Article 43Q19 Sick ants stay away from the kids

Sick ants stay away from the kids

by
Diana Gitig
from Ars Technica - All content on (#43Q19)
Lasius_Niger-800x600.jpg

Enlarge / A worker of the species Lasius Niger (black garden ant). (credit: Jens Buurgaard Nielsen / Wikimedia)

Ants are the poster children for eusociality. Each ant has a job, and each ant sticks to its job: the foragers forage, the workers work, the nurses nurse, the queen procreates. It has been assumed that this strict segregation of ant society into age-and-task groups could help prevent epidemics, but this assumption had never been tested. Finally, a group of scientists got together and figured out how to do the experiment using 22 colonies of Lasius niger, the common black garden ant.

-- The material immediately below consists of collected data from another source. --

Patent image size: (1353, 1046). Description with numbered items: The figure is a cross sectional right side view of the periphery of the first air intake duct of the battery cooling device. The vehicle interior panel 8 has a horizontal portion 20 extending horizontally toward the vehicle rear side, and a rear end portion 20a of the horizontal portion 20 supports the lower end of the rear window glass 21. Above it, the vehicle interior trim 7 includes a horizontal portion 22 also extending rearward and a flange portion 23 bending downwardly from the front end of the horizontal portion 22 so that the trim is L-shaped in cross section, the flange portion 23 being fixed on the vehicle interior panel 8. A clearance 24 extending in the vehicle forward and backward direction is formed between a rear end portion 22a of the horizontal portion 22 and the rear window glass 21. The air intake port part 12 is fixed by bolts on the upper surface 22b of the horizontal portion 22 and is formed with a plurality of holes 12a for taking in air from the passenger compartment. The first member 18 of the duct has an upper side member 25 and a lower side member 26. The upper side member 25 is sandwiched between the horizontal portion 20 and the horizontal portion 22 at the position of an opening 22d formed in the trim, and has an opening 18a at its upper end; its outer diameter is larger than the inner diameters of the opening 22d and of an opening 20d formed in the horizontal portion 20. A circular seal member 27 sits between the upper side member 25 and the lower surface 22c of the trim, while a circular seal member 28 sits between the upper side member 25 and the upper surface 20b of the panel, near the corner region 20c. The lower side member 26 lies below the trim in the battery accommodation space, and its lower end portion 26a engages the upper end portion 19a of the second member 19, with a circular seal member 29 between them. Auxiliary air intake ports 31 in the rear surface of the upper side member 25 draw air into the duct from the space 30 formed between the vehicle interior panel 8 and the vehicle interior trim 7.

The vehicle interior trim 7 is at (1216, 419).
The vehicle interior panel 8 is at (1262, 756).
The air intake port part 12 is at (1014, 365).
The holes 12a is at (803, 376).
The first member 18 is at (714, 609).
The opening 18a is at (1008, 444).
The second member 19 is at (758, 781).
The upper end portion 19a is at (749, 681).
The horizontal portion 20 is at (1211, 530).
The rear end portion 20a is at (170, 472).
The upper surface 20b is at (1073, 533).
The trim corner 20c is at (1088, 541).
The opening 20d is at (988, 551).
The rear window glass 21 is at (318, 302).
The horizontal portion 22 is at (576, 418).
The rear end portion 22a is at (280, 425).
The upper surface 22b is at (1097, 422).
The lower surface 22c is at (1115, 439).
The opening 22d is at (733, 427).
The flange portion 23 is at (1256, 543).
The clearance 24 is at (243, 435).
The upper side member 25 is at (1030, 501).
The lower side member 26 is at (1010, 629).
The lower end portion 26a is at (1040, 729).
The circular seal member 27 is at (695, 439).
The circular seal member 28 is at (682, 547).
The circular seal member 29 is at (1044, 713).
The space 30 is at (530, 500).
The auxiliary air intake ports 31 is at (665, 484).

A division of more than labor

The scientists hailed from various departments in various universities: Ecology and Evolution, Science and Technology, Biorobotics, Intelligent Systems, and Physics of Complex Systems. They labeled each ant in each colony with what looked like a paper QR code taped to its thorax and used video tracking to follow individual ants, monitoring all of the physical contacts among them.

As predicted, the structure of the colonies inhibited the transmission of pathogens. The colonies were sorted into discrete communities that were connected, but the nodes at which they were connected were limited. This organization also protected the most vulnerable members: the queen and young workers.